At the same time, the New York Post reports Trump “won’t rule out” sending US troops into Iran “if necessary,” and quotes him saying the war is progressing “way ahead of schedule.” Taken together, the headlines present a familiar tension: calls for forceful action set against reported public doubt about both the strikes and the likely duration of the conflict.

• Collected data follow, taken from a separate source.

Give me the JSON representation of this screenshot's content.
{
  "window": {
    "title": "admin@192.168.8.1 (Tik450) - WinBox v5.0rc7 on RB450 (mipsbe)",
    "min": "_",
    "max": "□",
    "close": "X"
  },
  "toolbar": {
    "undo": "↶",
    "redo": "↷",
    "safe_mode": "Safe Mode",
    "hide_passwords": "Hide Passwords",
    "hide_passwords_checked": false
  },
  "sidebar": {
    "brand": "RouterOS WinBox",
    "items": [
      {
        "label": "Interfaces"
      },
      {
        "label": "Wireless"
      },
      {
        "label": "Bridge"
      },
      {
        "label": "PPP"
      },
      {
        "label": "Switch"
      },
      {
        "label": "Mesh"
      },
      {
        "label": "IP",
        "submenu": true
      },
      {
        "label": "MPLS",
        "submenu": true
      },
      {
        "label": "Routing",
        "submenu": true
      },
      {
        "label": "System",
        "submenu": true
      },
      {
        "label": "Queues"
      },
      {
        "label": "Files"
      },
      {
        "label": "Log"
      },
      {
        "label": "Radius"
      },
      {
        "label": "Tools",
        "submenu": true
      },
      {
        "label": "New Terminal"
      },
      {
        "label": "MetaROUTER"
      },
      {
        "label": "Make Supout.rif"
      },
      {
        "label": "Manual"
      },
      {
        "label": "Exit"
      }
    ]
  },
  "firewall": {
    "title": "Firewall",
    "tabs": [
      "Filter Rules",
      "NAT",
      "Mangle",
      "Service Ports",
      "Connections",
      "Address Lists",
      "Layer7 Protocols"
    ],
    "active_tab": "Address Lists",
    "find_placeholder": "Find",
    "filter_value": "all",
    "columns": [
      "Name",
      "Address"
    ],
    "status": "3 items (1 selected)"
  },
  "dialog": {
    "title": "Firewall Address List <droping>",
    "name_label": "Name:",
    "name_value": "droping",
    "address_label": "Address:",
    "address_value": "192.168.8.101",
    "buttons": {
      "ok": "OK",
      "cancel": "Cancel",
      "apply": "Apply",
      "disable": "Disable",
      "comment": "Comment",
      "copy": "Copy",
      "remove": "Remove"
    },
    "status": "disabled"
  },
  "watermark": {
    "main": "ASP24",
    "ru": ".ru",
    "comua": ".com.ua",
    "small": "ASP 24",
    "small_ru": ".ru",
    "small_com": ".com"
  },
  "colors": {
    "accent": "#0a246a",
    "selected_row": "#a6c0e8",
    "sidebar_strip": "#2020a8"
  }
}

Another thread pulling attention is renewed focus on Jeffrey Epstein. Reuters reports Bill Clinton says Trump told him of “some great times” with Epstein—an assertion that, if it continues to circulate, could pull the political conversation toward associations and judgment rather than policy.
That theme is reinforced in a separate lane by an In These Times commentary arguing the “Epstein Class” represents “warped elites” who “pretend to hate” elites. Even as opinion writing, it underscores how “Epstein” functions in the headlines as a shorthand for broader arguments about power, hypocrisy, and accountability.
Put together, the day’s items sketch a political environment where optics (a high-profile press dinner), war policy (Iran), and reputational narratives (Epstein-related scrutiny) are colliding. The uncertainty is what becomes dominant: whether Iran developments drive the agenda, whether public opinion constrains leaders, or whether elite-association narratives take over the conversation.